The US Department of Energy (DOE) plans to award up to $8.2 million, over four years (FY’07-’10), for six hydrogen storage research projects in support of the Administration’s Hydrogen Fuel Initiative (HFI).

The HFI is focused on accelerating research and development of hydrogen technologies including hydrogen storage, production, and polymer electrolyte membrane fuel cells.

Four projects selected seek to develop high capacity materials that could enable hydrogen storage systems for fuel cell vehicles to meet customer expectations in terms of driving range and performance.  Two projects will also focus on understanding material safety to help select the most appropriate materials for use in future vehicles.

Selected organizations are:

  • Argonne National Laboratory, Argonne, IL, for up to $1.88 million for storage research;

  • Miami University, Oxford, OH, for up $1.44 million for storage research;

  • University of Hawaii, Honolulu, HI, for up to $810,000 for storage research;

  • United Technologies Research Center, East Hartford, CT, two awards: up to $1.07 million for materials safety research and up to $1.01 million for storage research; and

  • Sandia National Laboratories, Livermore, CA, for up to $2.0 million for materials safety research.


Warren Heath

The best way to store H2 is as Methanol, proven and very simple-minded. Blows away the DOE’s nutty schemes to try using that most difficult and uneconomic H2 gas. So why not some money for methanol production and direct methanol fuel cells. DOE, why are you not funding Professor Olah's ingenious method to produce methanol from waste CO2, water & electricity, a reverse methanol fuel cell?

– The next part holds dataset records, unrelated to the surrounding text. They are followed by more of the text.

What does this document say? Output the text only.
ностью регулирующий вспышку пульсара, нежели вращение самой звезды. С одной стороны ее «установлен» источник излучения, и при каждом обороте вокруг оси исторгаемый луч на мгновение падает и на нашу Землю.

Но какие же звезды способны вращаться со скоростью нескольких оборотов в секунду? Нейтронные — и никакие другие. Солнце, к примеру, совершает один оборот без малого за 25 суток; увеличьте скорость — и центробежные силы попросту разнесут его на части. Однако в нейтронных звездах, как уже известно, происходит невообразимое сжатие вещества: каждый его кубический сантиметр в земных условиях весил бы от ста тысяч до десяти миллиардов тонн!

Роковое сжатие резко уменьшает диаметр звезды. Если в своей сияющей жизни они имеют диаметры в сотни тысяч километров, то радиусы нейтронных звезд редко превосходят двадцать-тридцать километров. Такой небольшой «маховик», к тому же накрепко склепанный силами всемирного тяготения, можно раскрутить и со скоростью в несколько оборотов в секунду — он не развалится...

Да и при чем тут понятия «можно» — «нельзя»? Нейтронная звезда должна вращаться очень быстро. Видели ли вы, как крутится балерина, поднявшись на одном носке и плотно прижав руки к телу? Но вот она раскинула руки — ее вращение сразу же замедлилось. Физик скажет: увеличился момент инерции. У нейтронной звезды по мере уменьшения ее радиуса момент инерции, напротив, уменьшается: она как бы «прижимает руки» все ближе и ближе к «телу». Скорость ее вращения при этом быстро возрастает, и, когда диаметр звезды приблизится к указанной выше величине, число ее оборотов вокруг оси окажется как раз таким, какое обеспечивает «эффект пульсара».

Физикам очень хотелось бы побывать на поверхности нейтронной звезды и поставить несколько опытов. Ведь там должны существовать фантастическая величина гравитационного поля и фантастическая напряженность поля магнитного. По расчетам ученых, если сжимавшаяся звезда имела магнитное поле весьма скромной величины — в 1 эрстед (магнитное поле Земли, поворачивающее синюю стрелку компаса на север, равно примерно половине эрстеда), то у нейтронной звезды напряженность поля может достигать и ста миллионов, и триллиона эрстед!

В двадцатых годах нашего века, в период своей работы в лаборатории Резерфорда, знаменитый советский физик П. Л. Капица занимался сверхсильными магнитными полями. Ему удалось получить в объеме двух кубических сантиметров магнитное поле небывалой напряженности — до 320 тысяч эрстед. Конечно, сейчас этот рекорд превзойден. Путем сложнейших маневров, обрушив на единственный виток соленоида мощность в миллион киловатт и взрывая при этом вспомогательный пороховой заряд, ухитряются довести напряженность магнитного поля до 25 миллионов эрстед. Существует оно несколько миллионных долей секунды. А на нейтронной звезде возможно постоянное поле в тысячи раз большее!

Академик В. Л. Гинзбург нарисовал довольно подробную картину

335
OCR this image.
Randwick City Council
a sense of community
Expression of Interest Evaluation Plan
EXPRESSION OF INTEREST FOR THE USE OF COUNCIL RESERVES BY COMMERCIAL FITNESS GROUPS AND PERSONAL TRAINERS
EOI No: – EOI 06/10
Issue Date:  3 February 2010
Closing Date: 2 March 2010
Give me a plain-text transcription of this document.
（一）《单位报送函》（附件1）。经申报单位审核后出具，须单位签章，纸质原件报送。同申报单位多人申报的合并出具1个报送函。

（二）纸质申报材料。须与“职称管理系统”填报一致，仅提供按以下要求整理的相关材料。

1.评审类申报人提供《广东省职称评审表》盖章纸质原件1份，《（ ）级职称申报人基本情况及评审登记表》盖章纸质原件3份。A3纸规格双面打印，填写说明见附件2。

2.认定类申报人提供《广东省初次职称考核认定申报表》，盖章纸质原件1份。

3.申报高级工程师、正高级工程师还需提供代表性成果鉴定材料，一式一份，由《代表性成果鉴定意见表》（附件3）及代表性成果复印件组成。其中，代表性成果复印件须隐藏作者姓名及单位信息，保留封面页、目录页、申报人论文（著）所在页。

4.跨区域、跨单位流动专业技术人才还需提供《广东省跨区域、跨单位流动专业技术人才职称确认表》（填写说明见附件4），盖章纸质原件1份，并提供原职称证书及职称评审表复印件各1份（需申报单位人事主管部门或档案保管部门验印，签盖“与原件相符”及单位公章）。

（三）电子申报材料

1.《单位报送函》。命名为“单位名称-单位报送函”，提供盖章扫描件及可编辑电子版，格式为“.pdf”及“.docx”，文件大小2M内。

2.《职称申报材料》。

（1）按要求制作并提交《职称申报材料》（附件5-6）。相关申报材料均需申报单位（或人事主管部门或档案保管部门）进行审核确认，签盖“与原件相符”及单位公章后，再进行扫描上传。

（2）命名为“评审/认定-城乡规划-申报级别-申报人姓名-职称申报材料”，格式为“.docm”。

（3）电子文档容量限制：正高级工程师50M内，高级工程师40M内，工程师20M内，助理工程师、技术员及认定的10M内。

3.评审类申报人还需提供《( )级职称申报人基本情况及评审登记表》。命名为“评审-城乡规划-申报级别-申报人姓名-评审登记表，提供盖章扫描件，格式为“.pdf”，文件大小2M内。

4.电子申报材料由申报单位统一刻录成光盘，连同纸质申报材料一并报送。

Speaking of the absurdity of DOE funding priorities. How about funding Robert Bussard's Inertial Electrostatic Confinement fusion reactor? How about high efficiency engines for series hybrid vehicle generators? How about biomass to methanol / ethanol via the Fischer Tropsch process? How about thorium molten salt nuclear reactors?

It's curious how the more viable an energy technology is, the less likely that the DOE will fund it.

tom deplume

If the technology is truly viable then it would be easy to get funding from Wall St.